Secondary peril events like severe thunderstorms, tornadoes, and wildfires have begun to comprise a larger portion of insured losses, according to a new report from AM Best. Both commercial and personal underwriters should start taking such rising risks into account as they model potential losses and set rates.

Secondary perils are normally described as small to mid-sized impacts or events that follow a primary one. For example, a primary peril, like a hurricane, could lead to flooding, a secondary peril. Secondary perils also include some independent events, such as torrential rain, wildfires, or drought. Because secondary perils used to be considered less costly, they were categorized differently than large-scale events.

According to the AM Best report, however, it’s becoming more common for at least one secondary peril in a year to result in losses over $10 billion.

“As we have seen with population growth in wildfire-exposed areas in California and other western states, higher economic and insured losses are occurring despite natural catastrophes of lesser intensity,” AM Best’s associate director of industry research and analytics David Blades pointed out.

Citing data over the last 40 years, AM Best showed an increase in the frequency of high-loss natural catastrophe events —a trend that has only worsened in the previous decade. For example, between 1980 and 1989, 29 weather events resulted in over $1 billion in total losses. However, from 2010 to 2019, 123 $1 billion-plus events occurred. 50 such events occurred between 2018 and 2020 alone.

Recent estimates for 2021 put insured losses from natural catastrophes at over $105 billion, marking the fourth highest annual loss total in 60 years. That total likely does not even include the Colorado wildfires or fierce tornado that struck Kentucky mid-December.

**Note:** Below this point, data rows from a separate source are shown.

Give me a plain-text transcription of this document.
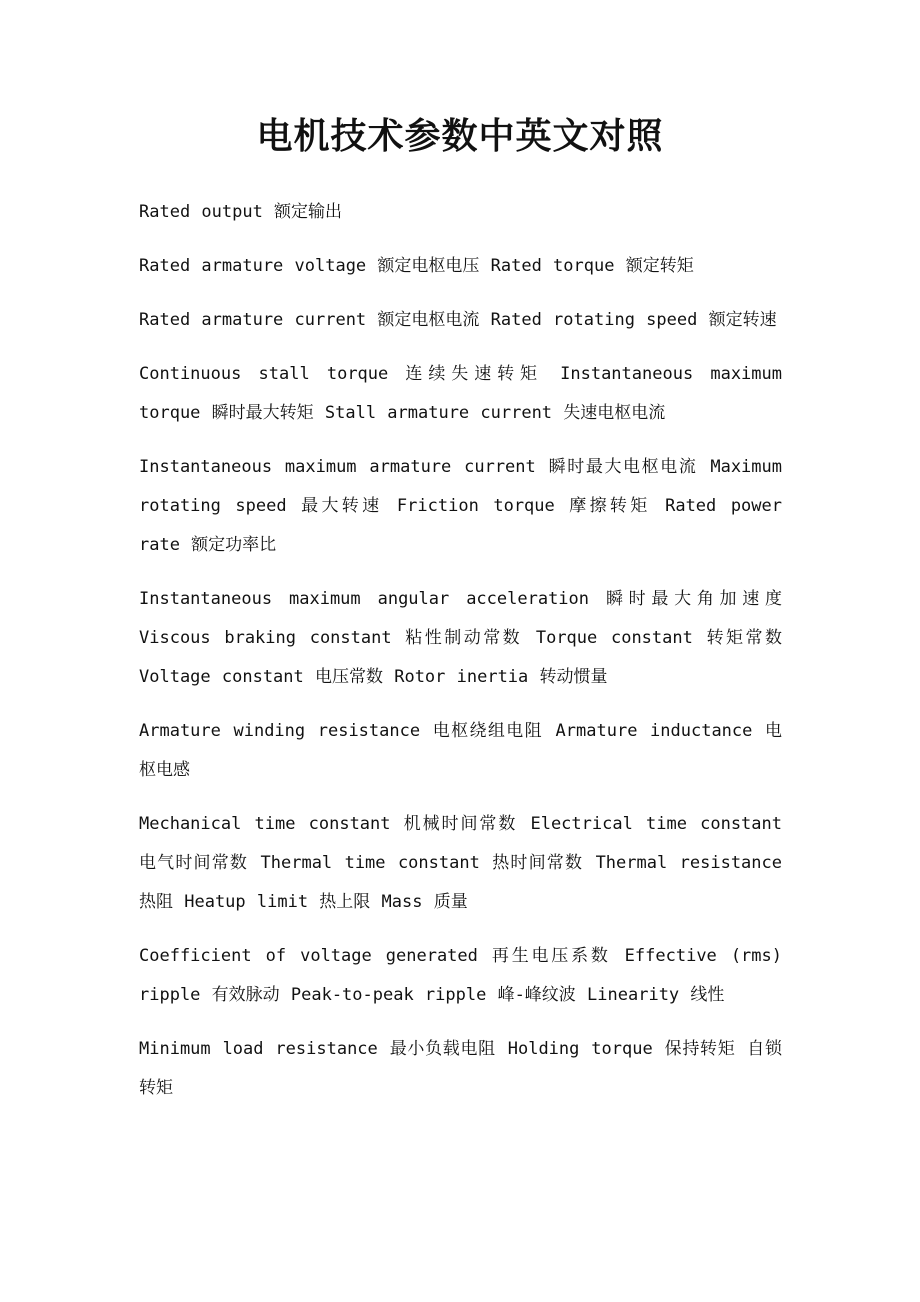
电机技术参数中英文对照

Rated output 额定输出

Rated armature voltage 额定电枢电压 Rated torque 额定转矩

Rated armature current 额定电枢电流 Rated rotating speed 额定转速

Continuous stall torque 连续失速转矩 Instantaneous maximum torque 瞬时最大转矩 Stall armature current 失速电枢电流

Instantaneous maximum armature current 瞬时最大电枢电流 Maximum rotating speed 最大转速 Friction torque 摩擦转矩 Rated power rate 额定功率比

Instantaneous maximum angular acceleration 瞬时最大角加速度 Viscous braking constant 粘性制动常数 Torque constant 转矩常数 Voltage constant 电压常数 Rotor inertia 转动惯量

Armature winding resistance 电枢绕组电阻 Armature inductance 电枢电感

Mechanical time constant 机械时间常数 Electrical time constant 电气时间常数 Thermal time constant 热时间常数 Thermal resistance 热阻 Heatup limit 热上限 Mass 质量

Coefficient of voltage generated 再生电压系数 Effective (rms) ripple 有效脉动 Peak-to-peak ripple 峰-峰纹波 Linearity 线性

Minimum load resistance 最小负载电阻 Holding torque 保持转矩 自锁转矩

Notably, two of the three worst disasters last year were weather events in the United States: the February winter storm in Texas (estimated at $23 billion) and Hurricane Ida ( $65 billion).

With each primary peril, the impact of secondary perils rises as well. Secondary perils are also challenging because they’re often highly localized, meaning they can be shaped by human behavior. For example, as paved surfaces increase in a rapidly urbanizing area, rainwater can pool more easily after an isolated storm. These considerations increase the difficulty of modeling secondary perils.

Climate change has a clear impact on the severity and number of both primary and secondary perils, but AM best also noted that population growth in catastrophe-prone areas of the U.S. also contributes significantly to higher economic and insured losses. Moving forward, insurers and reinsurers may have difficulty understanding when and by how much climate change will affect businesses.

In the short term, organizations must be sure to work with their trusted brokers to carefully assess natural disaster risks and discuss risk management strategies that might prove vital in protecting their assets.